My Hebrew school teacher in the mid-1950s explained Chanukah to us kids by comparing Antiochus with Communist Russia. He said that both Communist Russia and Nazi Germany wanted to be rid of Jews.
He said the Nazis wanted to get rid of Jews by attacking their bodies and killing them off, whereas the Communists wanted to destroy them by attacking their Jewish souls by starving them spiritually, blocking their Jewish education, Jewish observances, and brainwashing them into being so totally assimilated and absorbed into Communist culture that every trace of their Jewish existence would finally be washed away.
The Chanukah story and holiday observance tells of the discovery of a small bottle of a day’s supply of ritually-pure olive oil suitable for lighting the holy Temple Menorah (Temple’s ritual candelabra) and how that little bit of oil miraculously stretched into fuelling the Menorah light to burn for eight days.
This Chanukah miracle followed the decisive Maccabean triumph. Even before the miracle of the oil, Israel had just won her freedom from foreign rule, freedom to resume Jewish religious Temple services and freedom to openly practice all their Jewish religious observances.

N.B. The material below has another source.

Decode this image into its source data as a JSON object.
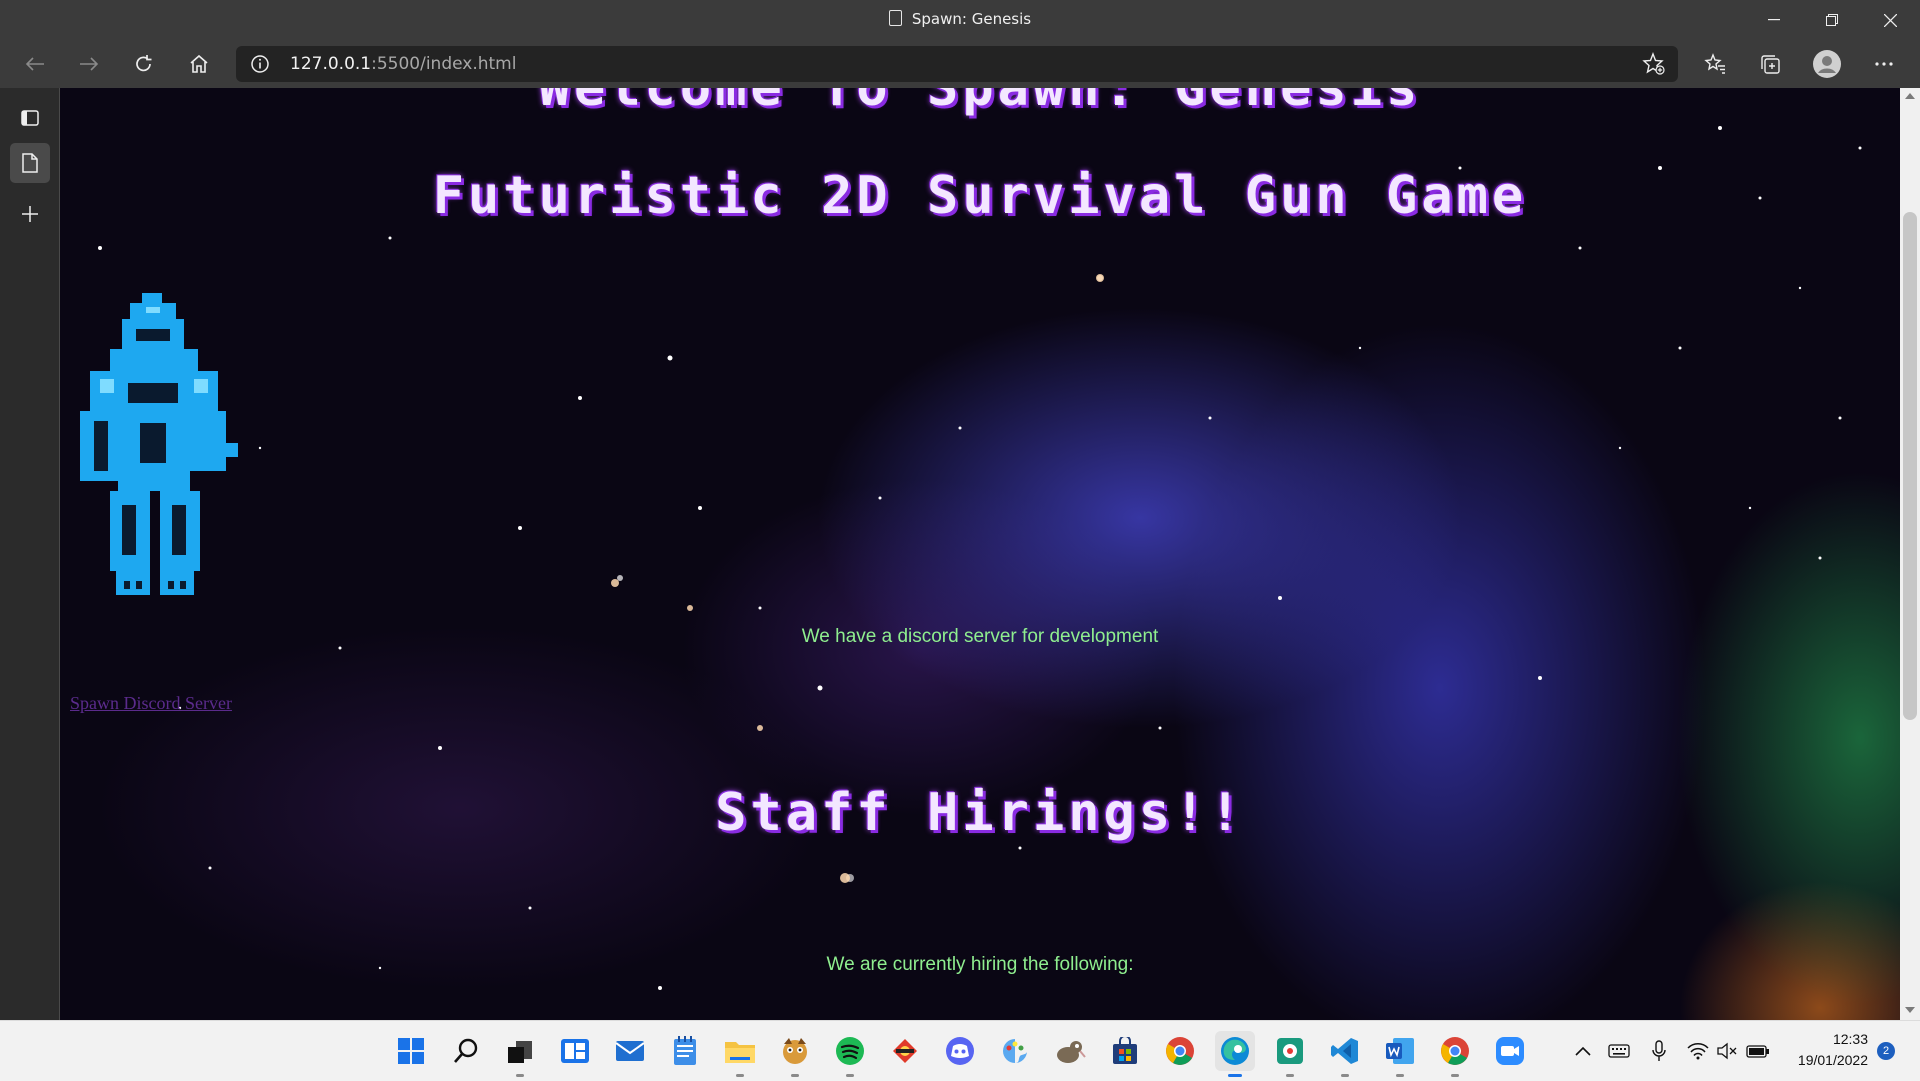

The miracle of the oil lasting eight days is a little anticlimactic. Wouldn’t there be enough reason to celebrate Chanukah if that bit of oil didn’t stretch to eight days?

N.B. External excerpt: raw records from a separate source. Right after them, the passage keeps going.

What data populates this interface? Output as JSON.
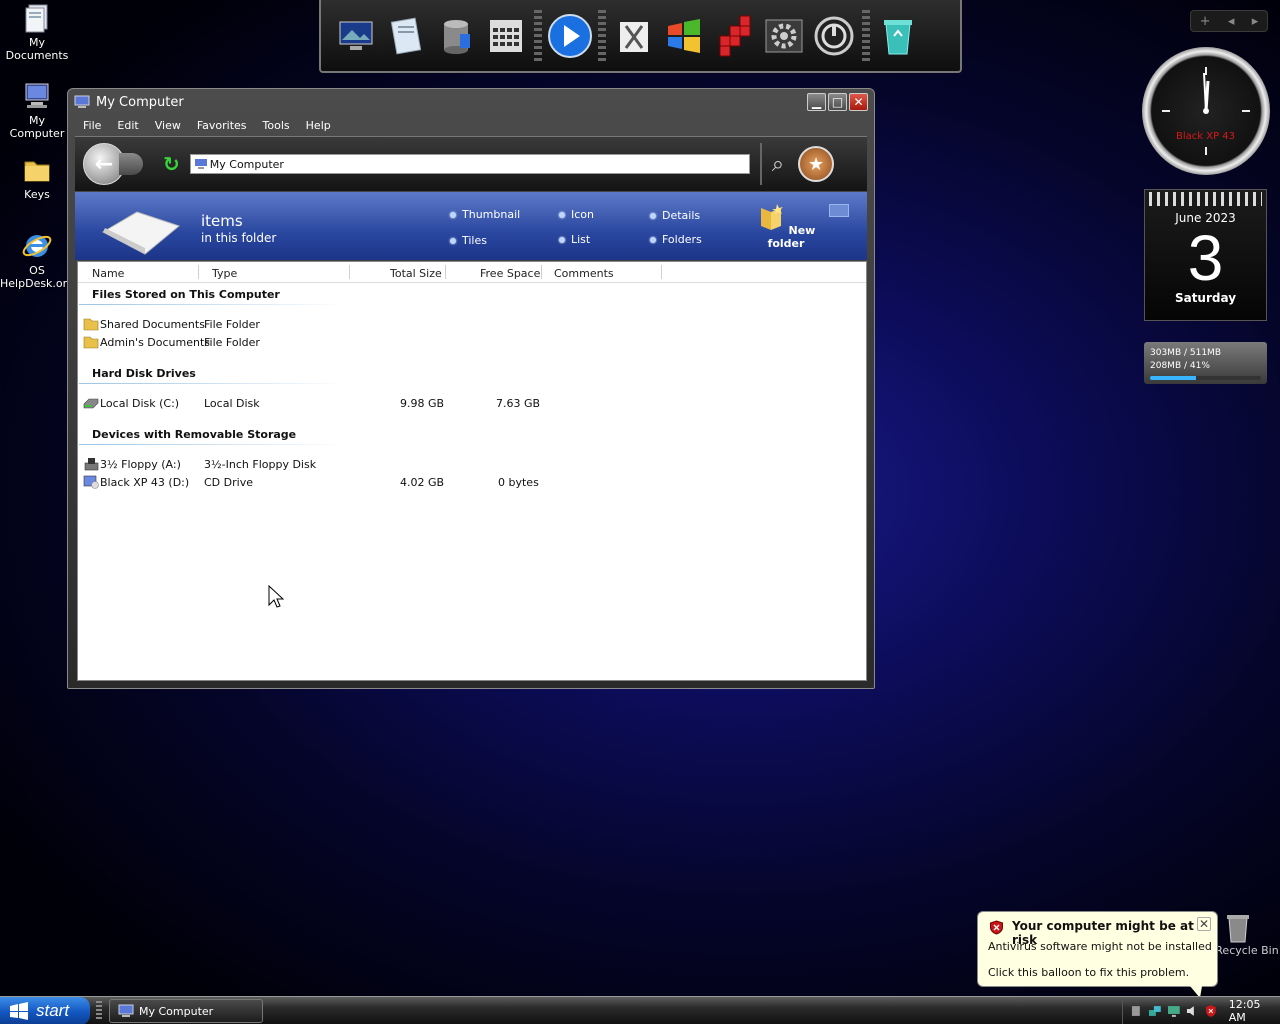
{
  "desktop_icons": [
    {
      "label": "My Documents"
    },
    {
      "label": "My Computer"
    },
    {
      "label": "Keys"
    },
    {
      "label": "OS HelpDesk.org"
    }
  ],
  "recycle_bin": {
    "label": "Recycle Bin"
  },
  "calendar": {
    "month_year": "June 2023",
    "day": "3",
    "weekday": "Saturday"
  },
  "clock": {
    "brand": "Black XP 43",
    "time": "12:05"
  },
  "memory": {
    "line1": "303MB / 511MB",
    "line2": "208MB / 41%",
    "usage_fraction": 0.41
  },
  "window": {
    "title": "My Computer",
    "menu": [
      "File",
      "Edit",
      "View",
      "Favorites",
      "Tools",
      "Help"
    ],
    "address": "My Computer",
    "info": {
      "items_label": "items",
      "sub_label": "in this folder",
      "views": [
        "Thumbnail",
        "Icon",
        "Details",
        "Tiles",
        "List",
        "Folders"
      ],
      "new_folder": "New folder"
    },
    "columns": [
      "Name",
      "Type",
      "Total Size",
      "Free Space",
      "Comments"
    ],
    "groups": [
      {
        "title": "Files Stored on This Computer",
        "rows": [
          {
            "name": "Shared Documents",
            "type": "File Folder",
            "total": "",
            "free": "",
            "icon": "folder-icon"
          },
          {
            "name": "Admin's Documents",
            "type": "File Folder",
            "total": "",
            "free": "",
            "icon": "folder-icon"
          }
        ]
      },
      {
        "title": "Hard Disk Drives",
        "rows": [
          {
            "name": "Local Disk (C:)",
            "type": "Local Disk",
            "total": "9.98 GB",
            "free": "7.63 GB",
            "icon": "hard-disk-icon"
          }
        ]
      },
      {
        "title": "Devices with Removable Storage",
        "rows": [
          {
            "name": "3½ Floppy (A:)",
            "type": "3½-Inch Floppy Disk",
            "total": "",
            "free": "",
            "icon": "floppy-drive-icon"
          },
          {
            "name": "Black XP 43 (D:)",
            "type": "CD Drive",
            "total": "4.02 GB",
            "free": "0 bytes",
            "icon": "cd-drive-icon"
          }
        ]
      }
    ]
  },
  "balloon": {
    "title": "Your computer might be at risk",
    "line1": "Antivirus software might not be installed",
    "line2": "Click this balloon to fix this problem."
  },
  "taskbar": {
    "start_label": "start",
    "task_label": "My Computer",
    "time": "12:05 AM"
  },
  "colors": {
    "info_bar": "#2a47a0",
    "start": "#1256c0",
    "balloon": "#ffffe1"
  }
}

Despite their newly-won independence, many Macabeans may have had mixed feelings about the war against Antiochus. Was all the hiding and living in caves like animals, all of the destruction, death and bloodshed, worth it?
Did the triumph prove the Jewish way is better than the Hellenist way or did it merely prove that Jews were the victors this time same as the Hellenists were victors in past times?
Did winning prove the Maccabees were right?
Jews see the “miracle of the oil “ as a sign of divine intervention attesting that the Maccabees fought the “good fight” and that — despite all the hardships endured for this cause — this triumph was worth fighting for.
I remember (not verbatim) Lyndon Johnson’s television prayer during the unpopular Vietnam War: “This is a difficult time. I don’t pray for the strength to carry out the right decision. I pray for the guidance and wisdom to know what the right decision is. Once you know what the right decision is, the strength to follow it comes easy.” When I look at Chanukah candles glowing in the night, I think of the Chanukah miracle of the enduring light and I feel like singing the lines I sang to the American flag back when I was in primary school: “Stand beside her and guide her through the night with the light from above.”